Telecommunication lockdown regulations aimed at fighting Covid-19 and aid contact-tracing efforts pose the risk of being misused, according to Murray Hunter who is an independent researcher and information rights activist.
Hunter was speaking with Professor Jane Duncan, the head of the department of journalism at the University of Johannesburg, during an online discussion on Covid-19 digital tracking on Wednesday.
He said there was always a risk when it came to collecting and storing personal and private information.
“Under any circumstances, I think there is always an element of risk and potentially an element of big risk,” Hunter added.
Earlier this month, the government announced it would use cellphone towers to trace people who have been in contact with Covid-19-positive people, News24 reported.

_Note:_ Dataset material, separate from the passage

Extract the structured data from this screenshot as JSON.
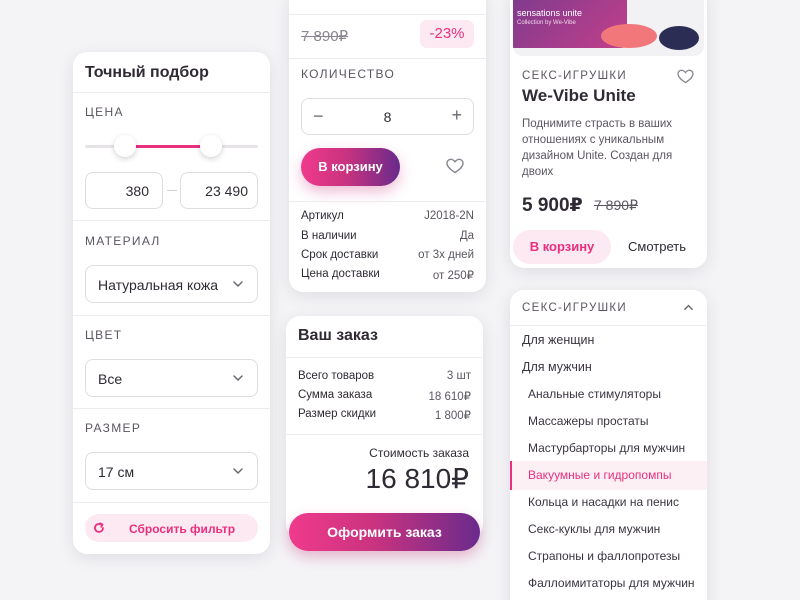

Communications Minister Stella Ndabeni-Abrahams previously said the department had sought permission from cellphone network providers to access the geo-location of certain people to assist the Department of Health in contact tracing.
But Hunter pointed out once information was stored in a database, “it is always hackable”.
“It may actually be hackable by our state, by another state [or] by private actors, and this is a significant threat.”
Regulations also stipulated this database should be anonymised after the lockdown and preserved for research purposes, but this was another concern, Hunter said.
“The big concern there is that anonymised information is never truly anonymised.
“I think it’s an issue that public health officials, epidemiologists and researchers talk about all the time – that [the government] sit[s] on these vast databases of information that it is not 100% sure that they are anonymised,” he added
These provisions are probably not added for any malicious reasons and might have been added in good faith, but they still carry a risk because of the sensitivity of the information.
Hunter said while he was still grappling with these dynamics, public health voices should add to the debate.
Need for digital data
Human rights activists around the globe discussed both the need for these digital data to be used during the crisis and also protections that should go along with it.
In South Africa, the government has attempted to mitigate these risks by amending the relevant lockdown regulations.
This includes provisions which stipulate that information can also be sought about someone’s location if they are suspected of having been exposed to Covid-19.
There is a timeframe for information collected which can only be preserved if it is necessary for contact tracing and needs to eventually be destroyed. An oversight judge has also been appointed who will direct the dismantling of the system at the end of the operation.
If your data was seized by the department, you would be notified within six weeks, Hunter said.